Initially the domain was set to expire in November 2014, so I paid for their domain backorder service, hoping to instantly snatch it up when it expired.

But shortly thereafter, the domain was renewed for another year. That’s when I stumbled upon GoDaddy’s Domain Buy Service.

You tell GoDaddy what price range you’d like to try to get the domain within, then they reach out to the domain owner and negotiate a sale. Given the domain was hosted at GoDaddy, they had much more efficient means of getting in touch with the owner past the WHOIS data.

So, I put in my price range ($500 – $5000), paid the $70 service fee, and waited. I had no idea how long the process would take (or if we’d have any luck at all).

Then, 9 days later (and over 11 months since I first attempted to get the domain) the email came.

SCORE!

(I happened to be on a 2-week road trip with my family at the time and I basically started squealing like a little girl in our hotel room when the email came in.)

I paid for the domain as quickly as possible and a few days later, the domain was officially in my possession.

How on earth I got this for ~$600 is beyond me. By the time GoDaddy negotiated the purchase price, our $500,000 investment was public. A 30-second search would have made that pretty clear and, in reality, I’d have happily paid more than $600.

Definitely not going to overthink it, though.
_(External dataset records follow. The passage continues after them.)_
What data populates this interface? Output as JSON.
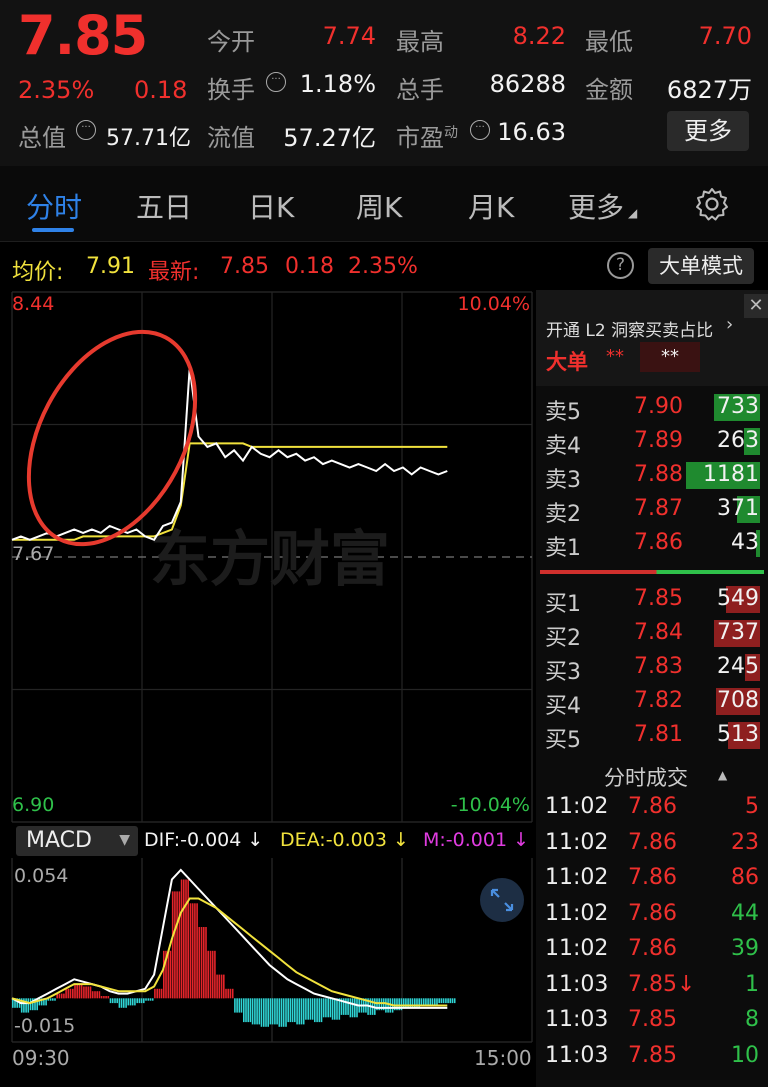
{
  "header": {
    "price": "7.85",
    "change_pct": "2.35%",
    "change": "0.18",
    "total_value_label": "总值",
    "total_value": "57.71亿",
    "fields": [
      {
        "label": "今开",
        "value": "7.74",
        "color": "red"
      },
      {
        "label": "最高",
        "value": "8.22",
        "color": "red"
      },
      {
        "label": "最低",
        "value": "7.70",
        "color": "red"
      },
      {
        "label": "换手",
        "value": "1.18%",
        "color": "white"
      },
      {
        "label": "总手",
        "value": "86288",
        "color": "white"
      },
      {
        "label": "金额",
        "value": "6827万",
        "color": "white"
      },
      {
        "label": "流值",
        "value": "57.27亿",
        "color": "white"
      },
      {
        "label": "市盈",
        "sup": "动",
        "value": "16.63",
        "color": "white"
      }
    ],
    "more": "更多"
  },
  "tabs": [
    "分时",
    "五日",
    "日K",
    "周K",
    "月K",
    "更多"
  ],
  "active_tab": 0,
  "info_line": {
    "avg_label": "均价:",
    "avg_value": "7.91",
    "latest_label": "最新:",
    "latest_value": "7.85",
    "latest_change": "0.18",
    "latest_pct": "2.35%",
    "help": "?",
    "big_mode": "大单模式"
  },
  "chart_data": [
    {
      "type": "line",
      "title": "",
      "y_top_label": "8.44",
      "y_bottom_label": "6.90",
      "y_mid_label": "7.67",
      "pct_top": "10.04%",
      "pct_bottom": "-10.04%",
      "ylim": [
        6.9,
        8.44
      ],
      "x_start": "09:30",
      "x_end": "15:00",
      "series": [
        {
          "name": "最新",
          "color": "#ffffff",
          "values": [
            7.72,
            7.73,
            7.72,
            7.73,
            7.74,
            7.73,
            7.74,
            7.75,
            7.74,
            7.75,
            7.74,
            7.76,
            7.75,
            7.74,
            7.75,
            7.73,
            7.72,
            7.76,
            7.77,
            7.83,
            8.22,
            8.02,
            7.99,
            8.0,
            7.96,
            7.98,
            7.95,
            7.99,
            7.97,
            7.96,
            7.98,
            7.96,
            7.97,
            7.95,
            7.96,
            7.94,
            7.95,
            7.94,
            7.93,
            7.94,
            7.93,
            7.92,
            7.94,
            7.92,
            7.93,
            7.91,
            7.93,
            7.92,
            7.91,
            7.92
          ]
        },
        {
          "name": "均价",
          "color": "#f1e23d",
          "values": [
            7.72,
            7.72,
            7.72,
            7.72,
            7.72,
            7.72,
            7.72,
            7.72,
            7.73,
            7.73,
            7.73,
            7.73,
            7.73,
            7.73,
            7.73,
            7.73,
            7.73,
            7.74,
            7.75,
            7.82,
            8.0,
            8.0,
            8.0,
            8.0,
            8.0,
            8.0,
            8.0,
            7.99,
            7.99,
            7.99,
            7.99,
            7.99,
            7.99,
            7.99,
            7.99,
            7.99,
            7.99,
            7.99,
            7.99,
            7.99,
            7.99,
            7.99,
            7.99,
            7.99,
            7.99,
            7.99,
            7.99,
            7.99,
            7.99,
            7.99
          ]
        }
      ]
    },
    {
      "type": "bar",
      "title": "MACD",
      "ylim": [
        -0.015,
        0.054
      ],
      "y_top_label": "0.054",
      "y_bottom_label": "-0.015",
      "indicators": {
        "dif": "DIF:-0.004",
        "dea": "DEA:-0.003",
        "m": "M:-0.001"
      },
      "bars": [
        -0.004,
        -0.006,
        -0.005,
        -0.003,
        -0.001,
        0.002,
        0.004,
        0.006,
        0.005,
        0.003,
        0.001,
        -0.002,
        -0.004,
        -0.003,
        -0.002,
        -0.001,
        0.004,
        0.02,
        0.045,
        0.05,
        0.04,
        0.03,
        0.02,
        0.01,
        0.004,
        -0.006,
        -0.01,
        -0.011,
        -0.012,
        -0.011,
        -0.012,
        -0.01,
        -0.011,
        -0.009,
        -0.01,
        -0.008,
        -0.009,
        -0.007,
        -0.008,
        -0.006,
        -0.007,
        -0.005,
        -0.006,
        -0.005,
        -0.004,
        -0.004,
        -0.003,
        -0.003,
        -0.002,
        -0.002
      ],
      "series": [
        {
          "name": "DIF",
          "color": "#ffffff",
          "values": [
            0.0,
            -0.002,
            -0.002,
            0.0,
            0.002,
            0.004,
            0.006,
            0.008,
            0.007,
            0.006,
            0.005,
            0.003,
            0.002,
            0.002,
            0.003,
            0.004,
            0.01,
            0.03,
            0.05,
            0.054,
            0.05,
            0.046,
            0.042,
            0.038,
            0.034,
            0.03,
            0.026,
            0.022,
            0.018,
            0.014,
            0.011,
            0.008,
            0.006,
            0.004,
            0.002,
            0.001,
            0.0,
            -0.001,
            -0.002,
            -0.003,
            -0.003,
            -0.004,
            -0.004,
            -0.004,
            -0.004,
            -0.004,
            -0.004,
            -0.004,
            -0.004,
            -0.004
          ]
        },
        {
          "name": "DEA",
          "color": "#f1e23d",
          "values": [
            0.0,
            -0.001,
            -0.002,
            -0.001,
            0.0,
            0.002,
            0.004,
            0.006,
            0.006,
            0.006,
            0.005,
            0.004,
            0.003,
            0.003,
            0.003,
            0.003,
            0.005,
            0.012,
            0.025,
            0.036,
            0.042,
            0.042,
            0.04,
            0.038,
            0.035,
            0.032,
            0.029,
            0.026,
            0.023,
            0.02,
            0.017,
            0.014,
            0.011,
            0.009,
            0.007,
            0.005,
            0.003,
            0.002,
            0.001,
            0.0,
            -0.001,
            -0.002,
            -0.002,
            -0.003,
            -0.003,
            -0.003,
            -0.003,
            -0.003,
            -0.003,
            -0.003
          ]
        }
      ]
    }
  ],
  "macd_select": "MACD",
  "watermark": "东方财富",
  "side": {
    "l2_label": "开通 L2 洞察买卖占比",
    "big_label": "大单",
    "stars": "**",
    "stars_box": "**",
    "asks": [
      {
        "label": "卖5",
        "price": "7.90",
        "vol": "733",
        "bar": 0.62
      },
      {
        "label": "卖4",
        "price": "7.89",
        "vol": "263",
        "bar": 0.22
      },
      {
        "label": "卖3",
        "price": "7.88",
        "vol": "1181",
        "bar": 1.0
      },
      {
        "label": "卖2",
        "price": "7.87",
        "vol": "371",
        "bar": 0.31
      },
      {
        "label": "卖1",
        "price": "7.86",
        "vol": "43",
        "bar": 0.04
      }
    ],
    "bids": [
      {
        "label": "买1",
        "price": "7.85",
        "vol": "549",
        "bar": 0.46
      },
      {
        "label": "买2",
        "price": "7.84",
        "vol": "737",
        "bar": 0.62
      },
      {
        "label": "买3",
        "price": "7.83",
        "vol": "245",
        "bar": 0.21
      },
      {
        "label": "买4",
        "price": "7.82",
        "vol": "708",
        "bar": 0.6
      },
      {
        "label": "买5",
        "price": "7.81",
        "vol": "513",
        "bar": 0.43
      }
    ],
    "trades_title": "分时成交",
    "trades": [
      {
        "time": "11:02",
        "price": "7.86",
        "vol": "5",
        "color": "red"
      },
      {
        "time": "11:02",
        "price": "7.86",
        "vol": "23",
        "color": "red"
      },
      {
        "time": "11:02",
        "price": "7.86",
        "vol": "86",
        "color": "red"
      },
      {
        "time": "11:02",
        "price": "7.86",
        "vol": "44",
        "color": "green"
      },
      {
        "time": "11:02",
        "price": "7.86",
        "vol": "39",
        "color": "green"
      },
      {
        "time": "11:03",
        "price": "7.85↓",
        "vol": "1",
        "color": "green"
      },
      {
        "time": "11:03",
        "price": "7.85",
        "vol": "8",
        "color": "green"
      },
      {
        "time": "11:03",
        "price": "7.85",
        "vol": "10",
        "color": "green"
      }
    ]
  }
}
I’m just happy the domain overlords saw fit to grant it to me.

The takeaway

I wish there was some sort of magic voodoo recipe I could give you for getting any domain you’d like. The fact is, I lucked out. Big time.

If you want another human with far more experience than you at acquiring and negotiating domain sales, talk to Kellie Peterson of Dotology.

However, if you ended up in a situation like us where the WHOIS info was a complete dead end, it’s worth looking in to whatever domain auction/buying service that domain’s registrar has.

For us, GoDaddy came through like a champ. I really can’t recommend their Domain Buying service enough as it worked beautifully for us.

Got any riveting domain acquisition stories?